BIRMINGHAM, United Kingdom (AFP) – England captain Alastair Cook insisted his side were "ready" to make history by beating world champions India in Sunday's Champions Trophy final at Edgbaston.
England have never won a major one-day international (ODI) title, losing the 1979, 1987 and 1992 World Cup finals -- all featuring Cook's mentor Graham Gooch -- as well as going down at home to the West Indies in the 2004 Champions Trophy final at The Oval.
But, ahead of England's defence of the Ashes, which starts next month, Cook said winning the Champions Trophy would be "right up there".
"The lads are raring to go," Cook told reporters at Edgbaston on Saturday.
"I've never seen them as relaxed as we have been leading up to a big game.
"But I'm looking around in the guys' eyes and I know they're ready to play.
"We haven't won a global 50-over tournament, as everyone keeps reminding me.
"There's certain moments in your career where you remember more than others, and if we can win this tomorrow (Sunday) then I think that would be right up there," added the 28-year-old left-handed opener, who averages nearly 50 in Test cricket and almost 40 in ODIs.
India have so far won all their matches this tournament, whereas England suffered a group stage loss to Sri Lanka.
However, when England and India last met in English conditions in 2011 it was England who prevailed, winning a Test series 4-0 -- with Cook scoring a Test-best 294 at Edgbaston - and the one-dayers 3-0.

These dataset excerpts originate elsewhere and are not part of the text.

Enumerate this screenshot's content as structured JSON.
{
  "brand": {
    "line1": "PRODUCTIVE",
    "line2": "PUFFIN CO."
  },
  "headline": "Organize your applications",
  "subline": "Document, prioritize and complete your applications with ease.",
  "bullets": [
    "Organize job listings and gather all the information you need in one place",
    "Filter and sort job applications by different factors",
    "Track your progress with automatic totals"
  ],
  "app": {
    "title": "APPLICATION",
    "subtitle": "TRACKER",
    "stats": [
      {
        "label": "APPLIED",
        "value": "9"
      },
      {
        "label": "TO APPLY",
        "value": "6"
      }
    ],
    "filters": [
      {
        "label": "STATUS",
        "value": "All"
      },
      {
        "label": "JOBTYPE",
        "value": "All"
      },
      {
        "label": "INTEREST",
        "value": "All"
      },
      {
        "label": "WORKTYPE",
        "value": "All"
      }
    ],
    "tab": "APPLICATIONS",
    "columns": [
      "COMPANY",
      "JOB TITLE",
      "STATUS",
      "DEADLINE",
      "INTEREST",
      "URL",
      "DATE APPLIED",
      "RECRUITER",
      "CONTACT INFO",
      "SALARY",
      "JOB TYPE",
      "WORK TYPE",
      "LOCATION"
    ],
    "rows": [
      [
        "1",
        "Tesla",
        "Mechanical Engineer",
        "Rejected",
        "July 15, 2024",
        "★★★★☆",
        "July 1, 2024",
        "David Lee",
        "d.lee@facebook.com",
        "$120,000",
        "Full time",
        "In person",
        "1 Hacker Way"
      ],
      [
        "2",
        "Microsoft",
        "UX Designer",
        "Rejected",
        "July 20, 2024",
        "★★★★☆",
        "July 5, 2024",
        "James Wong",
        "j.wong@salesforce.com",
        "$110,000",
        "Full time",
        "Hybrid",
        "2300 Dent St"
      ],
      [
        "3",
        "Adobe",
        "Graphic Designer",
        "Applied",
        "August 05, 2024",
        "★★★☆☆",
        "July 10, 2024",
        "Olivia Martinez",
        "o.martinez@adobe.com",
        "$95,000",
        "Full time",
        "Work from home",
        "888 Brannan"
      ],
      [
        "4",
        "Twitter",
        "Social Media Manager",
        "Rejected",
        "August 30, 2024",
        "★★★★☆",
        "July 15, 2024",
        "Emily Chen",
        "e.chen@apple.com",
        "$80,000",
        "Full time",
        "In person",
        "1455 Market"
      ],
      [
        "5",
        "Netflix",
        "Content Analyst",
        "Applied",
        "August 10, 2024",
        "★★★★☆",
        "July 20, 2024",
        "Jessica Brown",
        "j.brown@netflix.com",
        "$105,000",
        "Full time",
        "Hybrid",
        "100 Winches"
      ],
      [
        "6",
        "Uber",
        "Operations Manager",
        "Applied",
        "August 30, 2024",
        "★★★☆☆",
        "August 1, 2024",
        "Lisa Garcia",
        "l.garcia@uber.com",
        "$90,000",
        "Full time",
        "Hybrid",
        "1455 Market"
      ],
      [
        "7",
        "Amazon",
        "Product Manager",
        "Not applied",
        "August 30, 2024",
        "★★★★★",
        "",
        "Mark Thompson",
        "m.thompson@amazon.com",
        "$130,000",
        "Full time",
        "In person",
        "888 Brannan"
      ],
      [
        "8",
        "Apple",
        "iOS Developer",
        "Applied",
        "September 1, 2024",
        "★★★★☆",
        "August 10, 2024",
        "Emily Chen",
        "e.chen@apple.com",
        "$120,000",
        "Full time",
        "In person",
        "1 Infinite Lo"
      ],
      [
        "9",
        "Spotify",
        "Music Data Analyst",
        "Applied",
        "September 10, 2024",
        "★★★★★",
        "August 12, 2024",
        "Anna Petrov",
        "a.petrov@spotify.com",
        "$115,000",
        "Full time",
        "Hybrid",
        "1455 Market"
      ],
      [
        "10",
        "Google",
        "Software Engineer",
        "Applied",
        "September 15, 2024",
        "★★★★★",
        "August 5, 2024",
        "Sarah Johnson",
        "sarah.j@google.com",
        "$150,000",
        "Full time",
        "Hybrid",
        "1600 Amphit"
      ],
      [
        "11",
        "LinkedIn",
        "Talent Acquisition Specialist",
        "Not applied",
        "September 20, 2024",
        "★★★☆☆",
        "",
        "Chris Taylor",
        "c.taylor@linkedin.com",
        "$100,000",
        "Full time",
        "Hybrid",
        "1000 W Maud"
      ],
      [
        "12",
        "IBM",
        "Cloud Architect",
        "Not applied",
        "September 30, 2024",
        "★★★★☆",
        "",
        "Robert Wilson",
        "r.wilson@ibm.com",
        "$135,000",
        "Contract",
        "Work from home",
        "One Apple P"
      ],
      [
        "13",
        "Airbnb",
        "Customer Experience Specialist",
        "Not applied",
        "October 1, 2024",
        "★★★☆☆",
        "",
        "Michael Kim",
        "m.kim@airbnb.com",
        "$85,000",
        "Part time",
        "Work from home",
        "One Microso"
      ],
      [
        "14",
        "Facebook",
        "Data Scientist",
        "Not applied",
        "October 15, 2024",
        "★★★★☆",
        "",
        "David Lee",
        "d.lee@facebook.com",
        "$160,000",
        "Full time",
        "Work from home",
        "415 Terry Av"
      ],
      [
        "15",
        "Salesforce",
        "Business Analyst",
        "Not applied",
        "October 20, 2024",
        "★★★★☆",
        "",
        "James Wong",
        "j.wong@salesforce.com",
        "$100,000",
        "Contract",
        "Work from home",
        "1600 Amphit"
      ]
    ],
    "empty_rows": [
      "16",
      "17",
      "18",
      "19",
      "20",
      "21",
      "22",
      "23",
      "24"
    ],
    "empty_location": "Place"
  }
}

"They're unbeaten and have played some very good cricket. But our record against India last time we played them in England is a good record," said Cook.
"All I can say is the lads in the last two games (a group stage victory over New Zealand and a seven-wicket semi-final defeat of South Africa) under pressure delivered two excellent performances.
"I can't see a reason why we can't do it tomorrow," Cook insisted.
In-form opener Shikhar Dhawan, the tournament's leading scorer with 332 runs including two hundreds at an average of more than 110, has been the cornerstone of a powerful India top order.
But an England attack led by swing specialist James Anderson has proved highly effective and Cook said: "We've got very skillful new-ball bowlers.
"If you do take some early wickets and put some pressure on their middle order who haven't batted so much, that could work well for us."
However, India pacemen Bhuvneshwar Kumar, Umesh Yadav and Ishant Sharma have also been in fine form.
"I think that's why they're probably the favourites...They're scoring runs at the top of the order and taking wickets with the new ball," Cook said.
A further twist is that India are now under the guidance of former England coach Duncan Fletcher, who took charge of the Asian giants soon after their 2011 World Cup triumph and has since overseen a huge improvement in their fielding.
"He had a very successful reign with the English cricket team. I can see him working the same (way) with the Indian team," said Cook.
England pace-bowling all-rounder Tim Bresnan is available following the birth of his son and could replace fast bowler Steven Finn.
But Cook said Graeme Swann, who has played just once this tournament because of back and calf problems, would not feature if there was a risk of further injury with Swann's fellow off-spinner James Tredwell set to keep his place.